Cylindrical Shape Decomposition for 3D Segmentation of Tubular Objects

TL;DR

This paper introduces a novel cylindrical shape decomposition algorithm that segments 3D tubular objects into meaningful components using curve skeletons and translational sweeps, demonstrating robustness and superior performance.

Contribution

The paper presents a new CSD method that effectively decomposes complex 3D tubular structures into semantic parts with improved accuracy and noise robustness.

Findings

Successfully segments axons in electron microscopy images

Decomposes vascular networks into meaningful components

Outperforms existing decomposition techniques

Abstract

We develop a cylindrical shape decomposition (CSD) algorithm to decompose an object, a union of several tubular structures, into its semantic components. We decompose the object using its curve skeleton and restricted translational sweeps.
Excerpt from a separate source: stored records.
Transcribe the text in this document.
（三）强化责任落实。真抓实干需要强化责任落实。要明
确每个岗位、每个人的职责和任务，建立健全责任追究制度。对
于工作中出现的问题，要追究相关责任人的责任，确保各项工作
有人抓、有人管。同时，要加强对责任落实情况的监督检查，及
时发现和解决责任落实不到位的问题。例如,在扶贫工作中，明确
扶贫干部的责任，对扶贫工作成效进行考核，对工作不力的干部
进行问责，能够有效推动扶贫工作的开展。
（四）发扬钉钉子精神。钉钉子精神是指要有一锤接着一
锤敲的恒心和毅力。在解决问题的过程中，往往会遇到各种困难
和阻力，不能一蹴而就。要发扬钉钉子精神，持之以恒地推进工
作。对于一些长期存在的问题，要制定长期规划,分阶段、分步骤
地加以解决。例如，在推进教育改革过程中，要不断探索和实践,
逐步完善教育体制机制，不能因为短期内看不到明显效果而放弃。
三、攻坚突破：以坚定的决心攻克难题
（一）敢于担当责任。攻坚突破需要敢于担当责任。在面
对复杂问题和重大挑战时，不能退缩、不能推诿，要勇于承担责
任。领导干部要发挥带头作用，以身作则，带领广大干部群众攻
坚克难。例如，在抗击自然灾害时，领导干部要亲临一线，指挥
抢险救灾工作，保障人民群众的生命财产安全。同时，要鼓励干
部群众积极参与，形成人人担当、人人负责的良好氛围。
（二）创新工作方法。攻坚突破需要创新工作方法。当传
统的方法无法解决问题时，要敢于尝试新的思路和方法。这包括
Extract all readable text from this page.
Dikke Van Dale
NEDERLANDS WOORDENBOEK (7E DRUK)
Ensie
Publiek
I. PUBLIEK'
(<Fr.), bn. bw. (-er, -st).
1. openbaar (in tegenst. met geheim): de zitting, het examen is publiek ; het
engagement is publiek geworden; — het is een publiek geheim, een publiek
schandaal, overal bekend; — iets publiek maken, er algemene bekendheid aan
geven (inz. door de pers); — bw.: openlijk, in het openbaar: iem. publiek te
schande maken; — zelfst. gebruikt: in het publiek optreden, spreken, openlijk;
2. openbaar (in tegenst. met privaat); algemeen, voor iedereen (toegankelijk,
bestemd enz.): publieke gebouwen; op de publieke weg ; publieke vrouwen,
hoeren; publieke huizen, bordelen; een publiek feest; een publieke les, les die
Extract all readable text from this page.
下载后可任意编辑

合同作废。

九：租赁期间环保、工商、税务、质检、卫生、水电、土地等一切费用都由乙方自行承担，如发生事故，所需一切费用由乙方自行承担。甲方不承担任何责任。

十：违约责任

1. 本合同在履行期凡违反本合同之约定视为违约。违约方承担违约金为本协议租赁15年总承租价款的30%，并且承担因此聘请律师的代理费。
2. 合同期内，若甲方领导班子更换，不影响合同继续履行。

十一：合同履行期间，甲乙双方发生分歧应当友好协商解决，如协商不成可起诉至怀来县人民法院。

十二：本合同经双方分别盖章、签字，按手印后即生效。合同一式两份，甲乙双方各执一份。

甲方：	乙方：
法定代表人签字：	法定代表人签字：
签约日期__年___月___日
For that, CSD partitions the curve skeleton into maximal-length sub-skeletons over an orientation cost, each sub-skeleton corresponds to a semantic component. To find the intersection of the tubular components, CSD translationally sweeps the object in decomposition intervals to identify critical points at which the shape of the object changes substantially. CSD cuts the object at critical points and assigns the same label to parts along the same sub-skeleton, thereby constructing a semantic component. The proposed method further reconstructs the acquired semantic components at the intersection of object parts using generalized cylinders. We apply CSD for segmenting axons in large 3D electron microscopy images and decomposing vascular networks and synthetic objects. We show that our proposal is robust to severe surface noise and outperforms state-of-the-art decomposition techniques in its applications.